151

§31 [218-219]


This view is untenable, since the sophists had, from the very outset, no interest in saying anything substantive about scientific questions. Therefore they lacked the concrete means to philosophize scientifically, so that one cannot attribute to them any definite scientific position, even if only the one of skepticism. What people have interpreted that way is thus for the sophists actually a mere object of speeches and argumentation and not something to be considered scientifically. For instance, the proposition of Protagoras, man is the measure of all things, is not the expression of a relativism or a skepticism, as if a theory of knowledge were to be found in that sophist. The traditional interpretation of sophistry was occasioned by the fact that the positive content of scientific research in philosophy was understood precisely in opposition to sophistry. But this way of understanding places that against which Plato, Aristotle, and Socrates worked their way forward on the same level as Plato and Aristotle themselves. It overlooks the fact that scientific philosophy did not arise as a counter-movement against certain doctrinal contents, schools, and the like, but arose instead from a radical reflection on existence, which in Greek public life was determined by the educational ideal of the sophists and not by a determinate philosophical movement. Only by passing through Plato could one think of making the sophists exponents of definite philosophical systems. And that is an inverted image of the spiritual development of the Greeks in general and, above all, of scientific philosophy itself.


c) Sophistry and rhetoric. Plato's position on rhetoric as distinct from Aristotle's. Their common judgment on sophistry (φαινομένη σοφία).
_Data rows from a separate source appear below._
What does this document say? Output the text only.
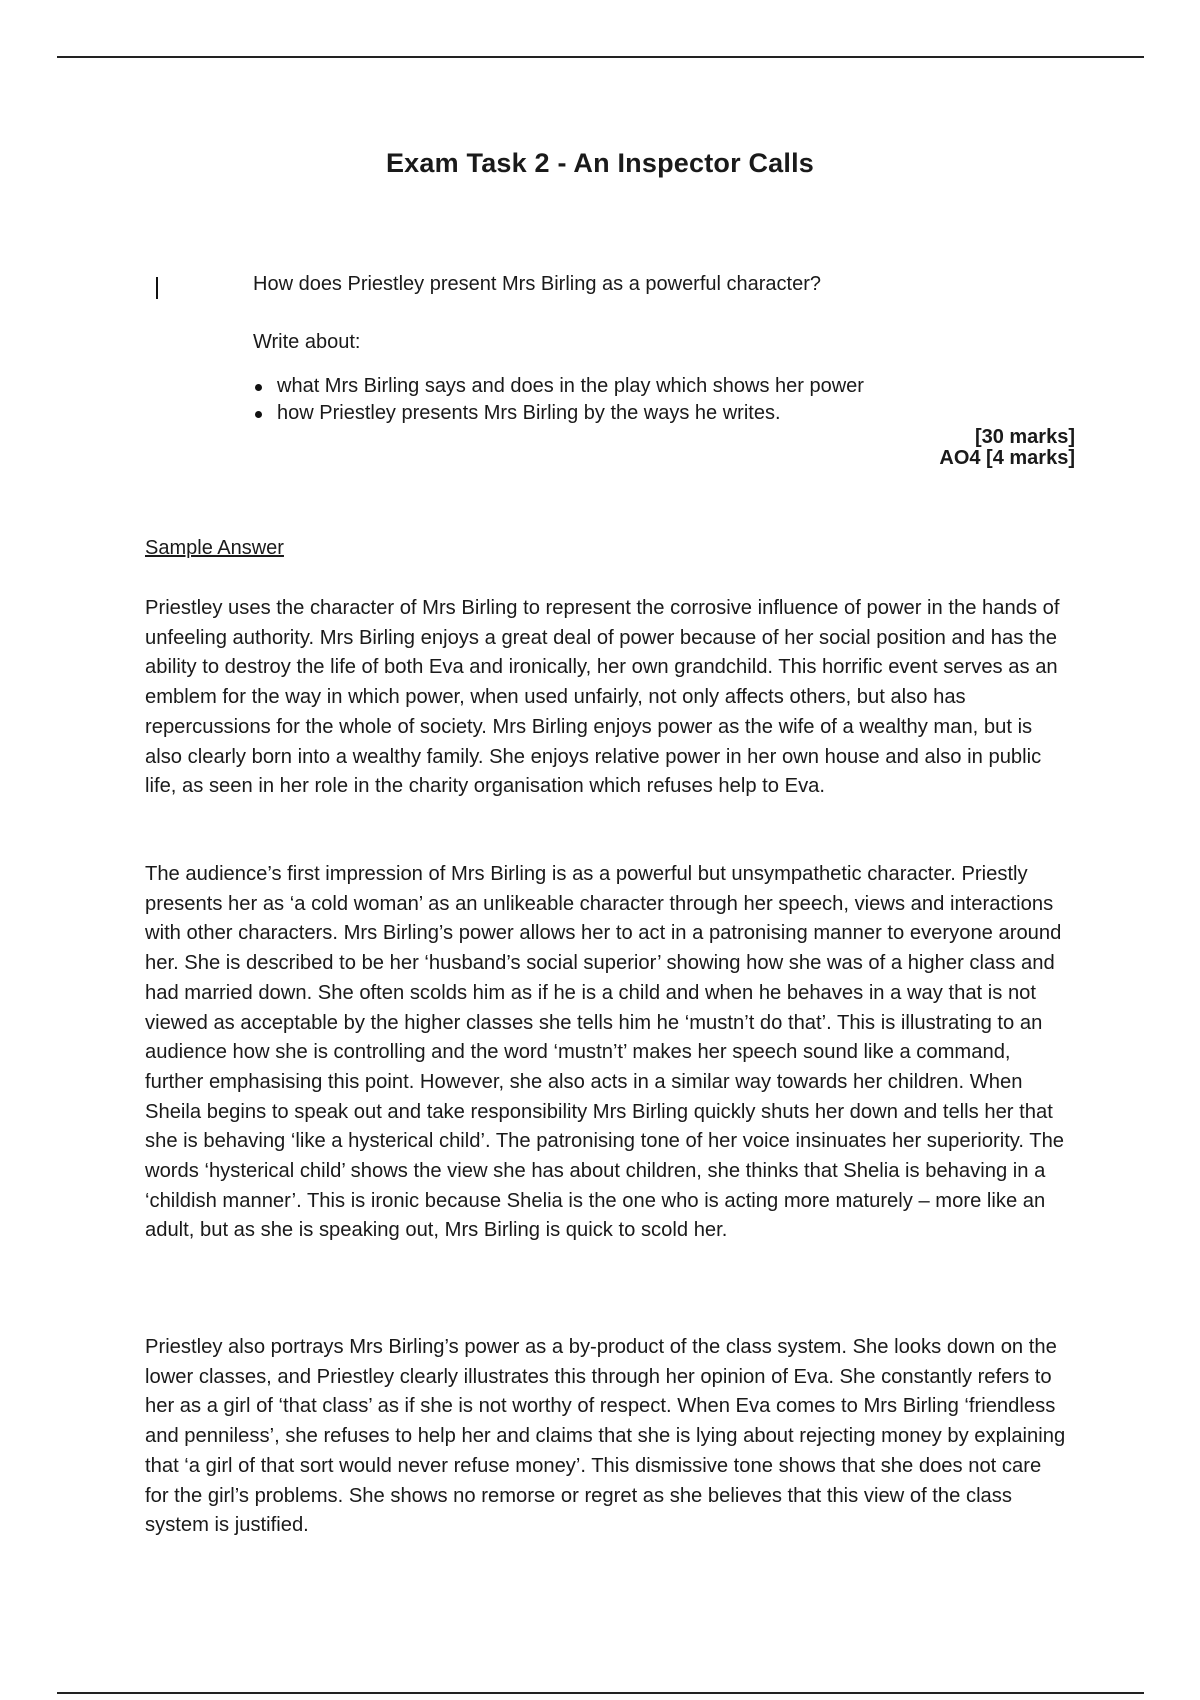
Exam Task 2 - An Inspector Calls

How does Priestley present Mrs Birling as a powerful character?

Write about:

what Mrs Birling says and does in the play which shows her power
how Priestley presents Mrs Birling by the ways he writes.
[30 marks]
AO4 [4 marks]

Sample Answer

Priestley uses the character of Mrs Birling to represent the corrosive influence of power in the hands of unfeeling authority. Mrs Birling enjoys a great deal of power because of her social position and has the ability to destroy the life of both Eva and ironically, her own grandchild. This horrific event serves as an emblem for the way in which power, when used unfairly, not only affects others, but also has repercussions for the whole of society. Mrs Birling enjoys power as the wife of a wealthy man, but is also clearly born into a wealthy family. She enjoys relative power in her own house and also in public life, as seen in her role in the charity organisation which refuses help to Eva.

The audience’s first impression of Mrs Birling is as a powerful but unsympathetic character. Priestly presents her as ‘a cold woman’ as an unlikeable character through her speech, views and interactions with other characters. Mrs Birling’s power allows her to act in a patronising manner to everyone around her. She is described to be her ‘husband’s social superior’ showing how she was of a higher class and had married down. She often scolds him as if he is a child and when he behaves in a way that is not viewed as acceptable by the higher classes she tells him he ‘mustn’t do that’. This is illustrating to an audience how she is controlling and the word ‘mustn’t’ makes her speech sound like a command, further emphasising this point. However, she also acts in a similar way towards her children. When Sheila begins to speak out and take responsibility Mrs Birling quickly shuts her down and tells her that she is behaving ‘like a hysterical child’. The patronising tone of her voice insinuates her superiority. The words ‘hysterical child’ shows the view she has about children, she thinks that Shelia is behaving in a ‘childish manner’. This is ironic because Shelia is the one who is acting more maturely – more like an adult, but as she is speaking out, Mrs Birling is quick to scold her.

Priestley also portrays Mrs Birling’s power as a by-product of the class system. She looks down on the lower classes, and Priestley clearly illustrates this through her opinion of Eva. She constantly refers to her as a girl of ‘that class’ as if she is not worthy of respect. When Eva comes to Mrs Birling ‘friendless and penniless’, she refuses to help her and claims that she is lying about rejecting money by explaining that ‘a girl of that sort would never refuse money’. This dismissive tone shows that she does not care for the girl’s problems. She shows no remorse or regret as she believes that this view of the class system is justified.
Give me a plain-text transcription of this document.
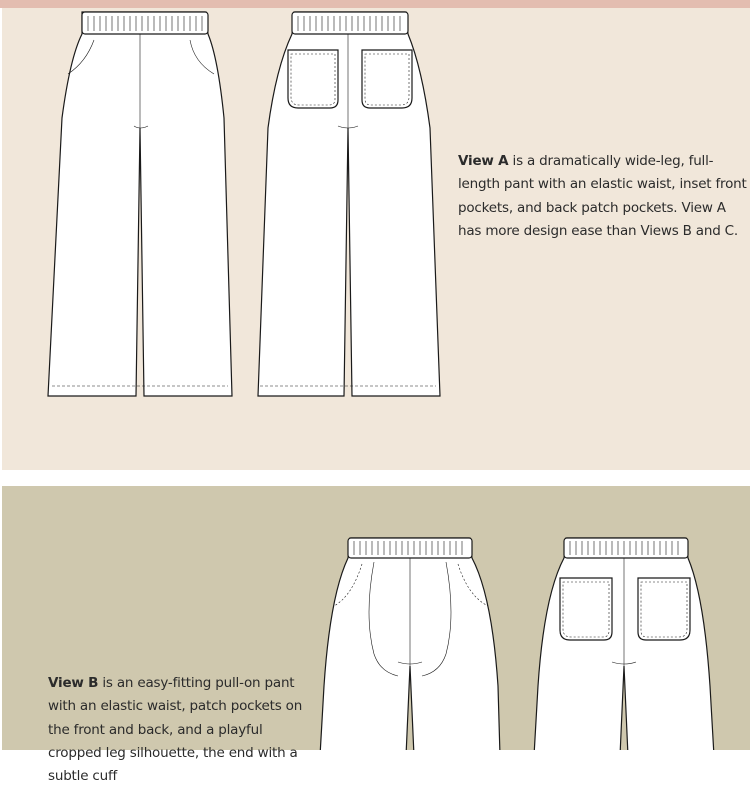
View A is a dramatically wide-leg, full-length pant with an elastic waist, inset front pockets, and back patch pockets. View A has more design ease than Views B and C.

View B is an easy-fitting pull-on pant with an elastic waist, patch pockets on the front and back, and a playful cropped leg silhouette, the end with a subtle cuff
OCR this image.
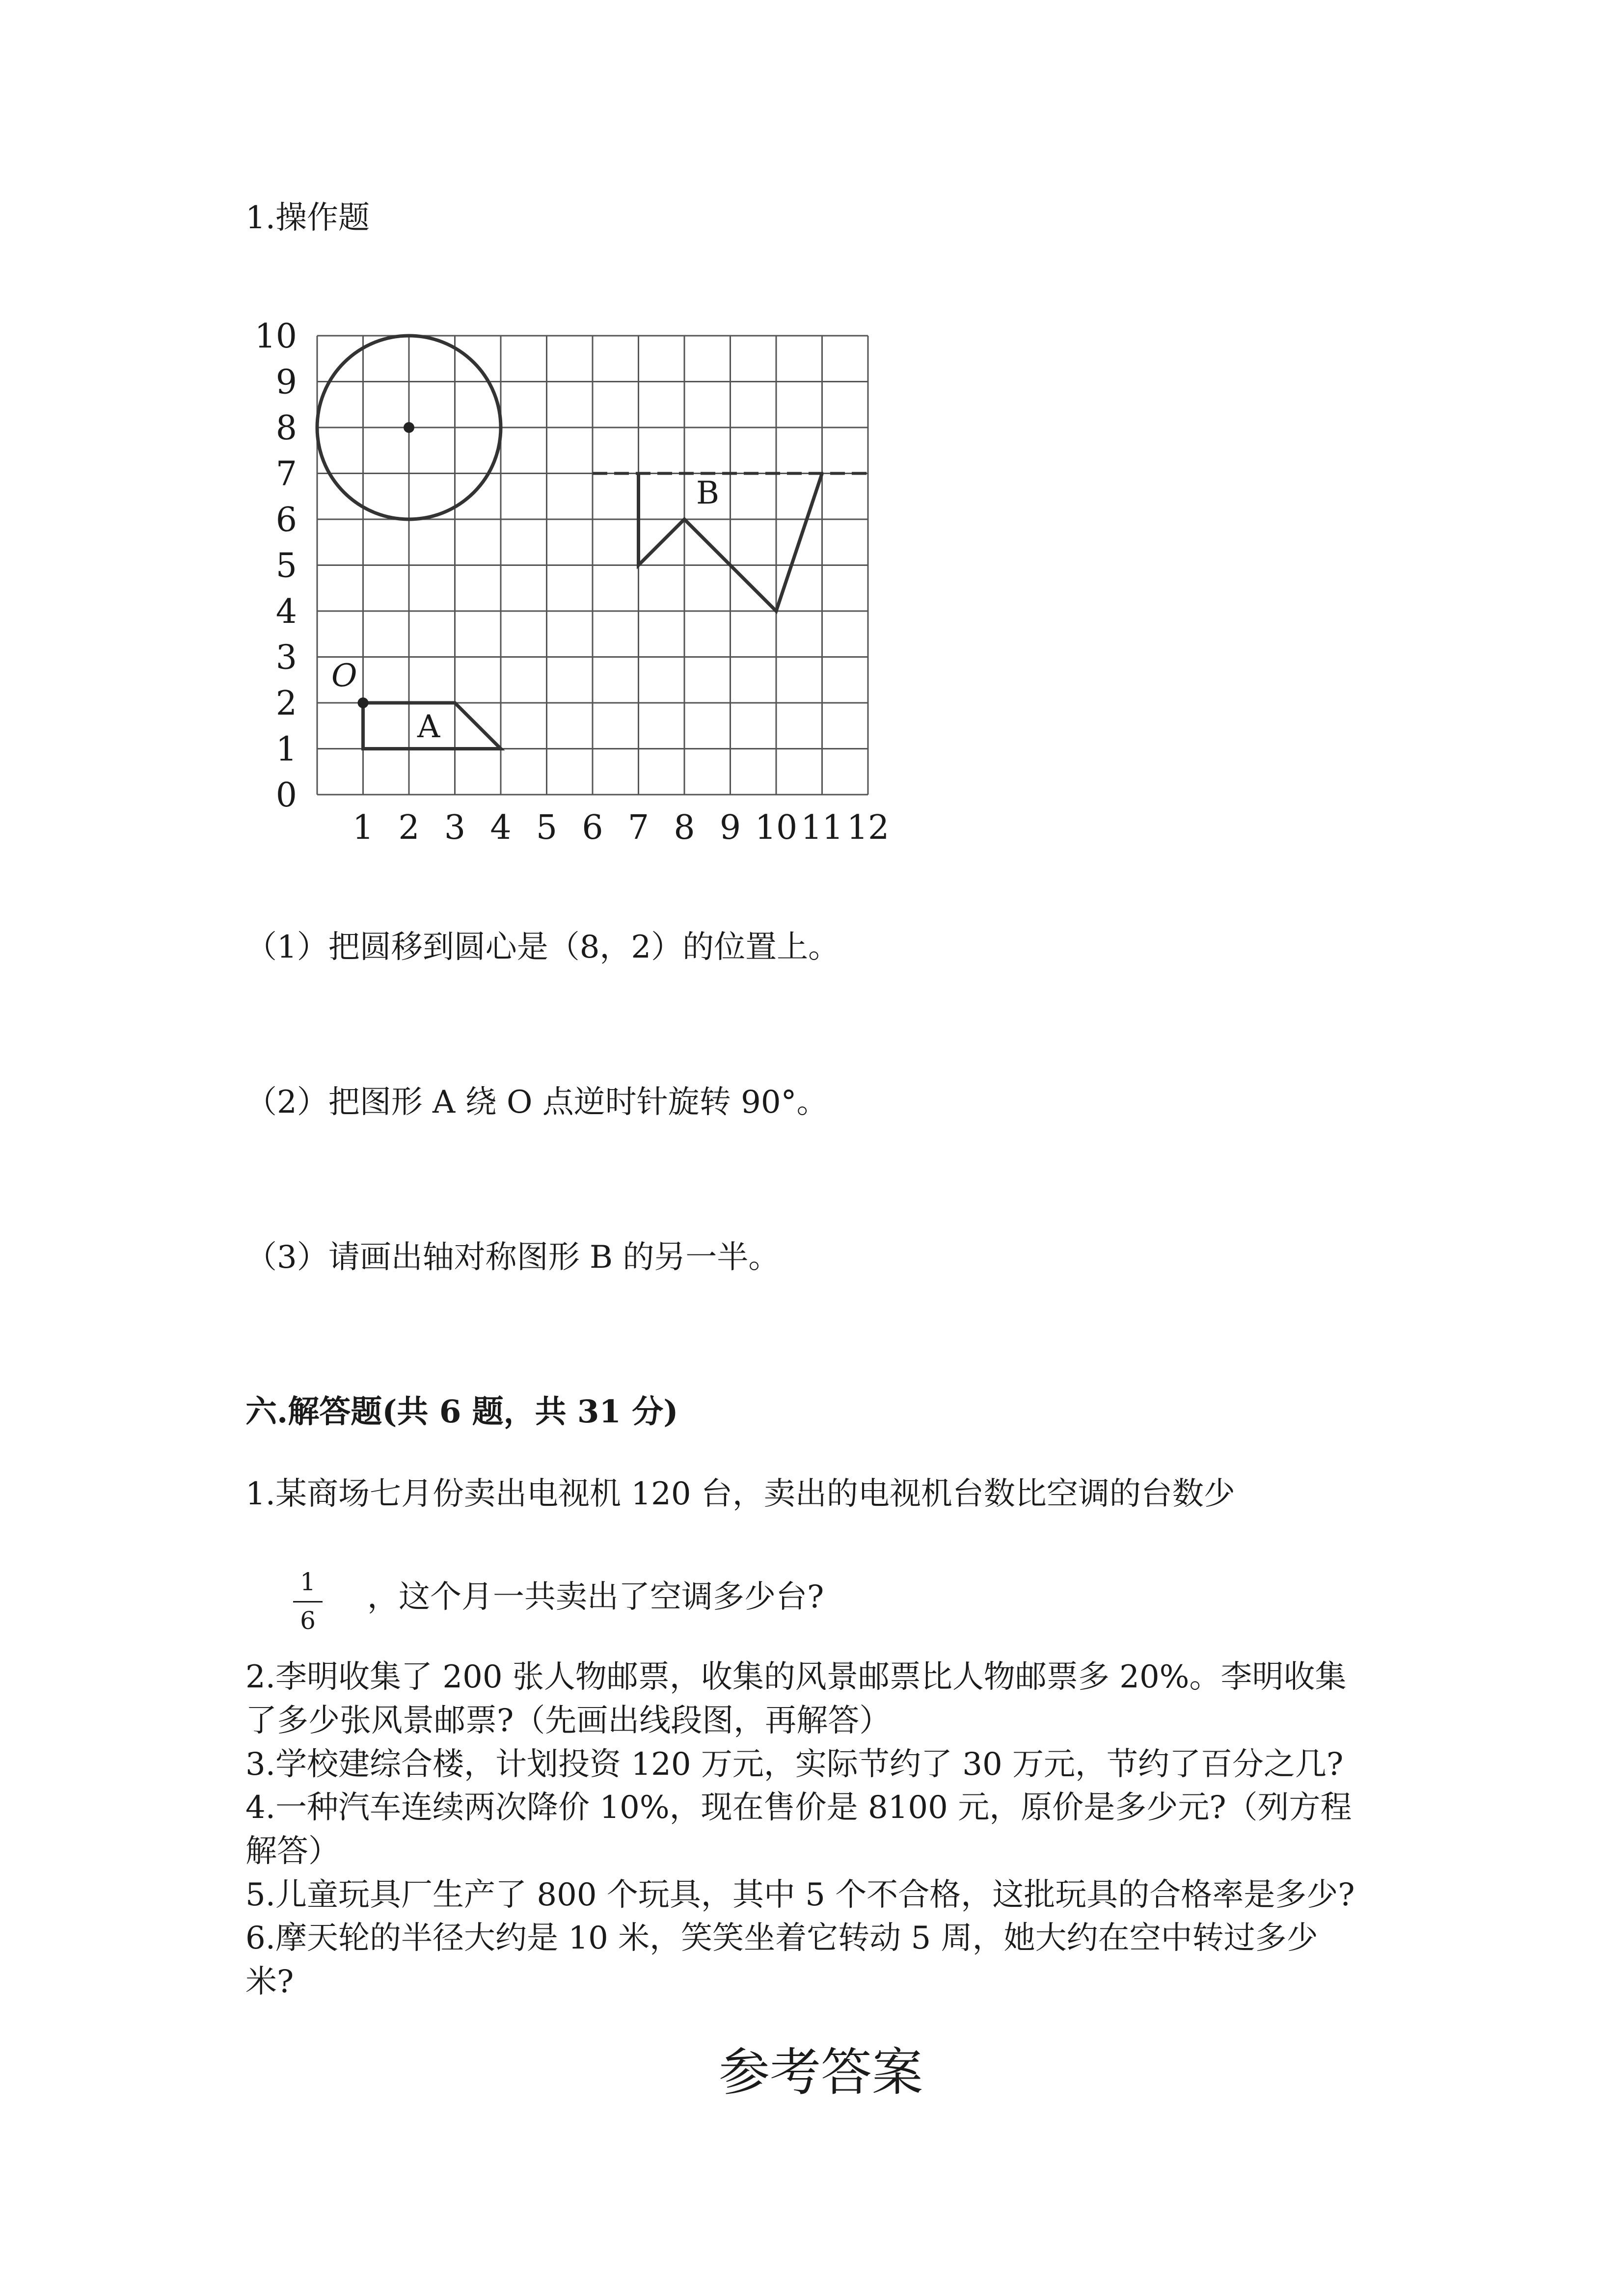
1.操作题
1 2 3 4 5 6 7 8 9 10 11 12
0
1
2
3
4
5
6
7
8
9
10
O
A
B
（1）把圆移到圆心是（8，2）的位置上。
（2）把图形 A 绕 O 点逆时针旋转 90°。
（3）请画出轴对称图形 B 的另一半。
六.解答题(共 6 题，共 31 分)
1.某商场七月份卖出电视机 120 台，卖出的电视机台数比空调的台数少
1
6
，这个月一共卖出了空调多少台?
2.李明收集了 200 张人物邮票，收集的风景邮票比人物邮票多 20%。李明收集
了多少张风景邮票?（先画出线段图，再解答）
3.学校建综合楼，计划投资 120 万元，实际节约了 30 万元，节约了百分之几?
4.一种汽车连续两次降价 10%，现在售价是 8100 元，原价是多少元?（列方程
解答）
5.儿童玩具厂生产了 800 个玩具，其中 5 个不合格，这批玩具的合格率是多少?
6.摩天轮的半径大约是 10 米，笑笑坐着它转动 5 周，她大约在空中转过多少
米?
参考答案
Since Plato identified sophistry with rhetoric (as even Aristotle still did in part), his battle against the sophists was at once a condemnation of the orators. That is, Plato did not succeed in attaining a positive understanding of rhetoric. Aristotle was the first to attain it, for he saw that this kind of speaking makes sense in everyday life, insofar as everyday discussions and deliberations are not so much a matter of disclosing the actual and strict truth but simply of forming a δόξα, a πίστις, a conviction. The positive reflections Aristotle carried out in his Rhetoric broke open Plato's identification of sophistry and rhetoric. Plato's identification of them is clear from the dialogues named after Greek sophists. The Gorgias: ταὐτόν ἐστιν σοφιστὴς καὶ ῥήτωρ, ἢ ἐγγύς τι καὶ παραπλήσιον (cf. 520a6ff.). "The sophist and the orator are the same, or in any case they come very close to one another and are similar." What is characteristic of the sophists, paid tutors of youth who claimed to have perfected this education, is also part and parcel of the orator, insofar as it is also the latter's goal to enact παιδεία in the sense of the δεινότης of the εὗ λέγειν, to enable one to speak well.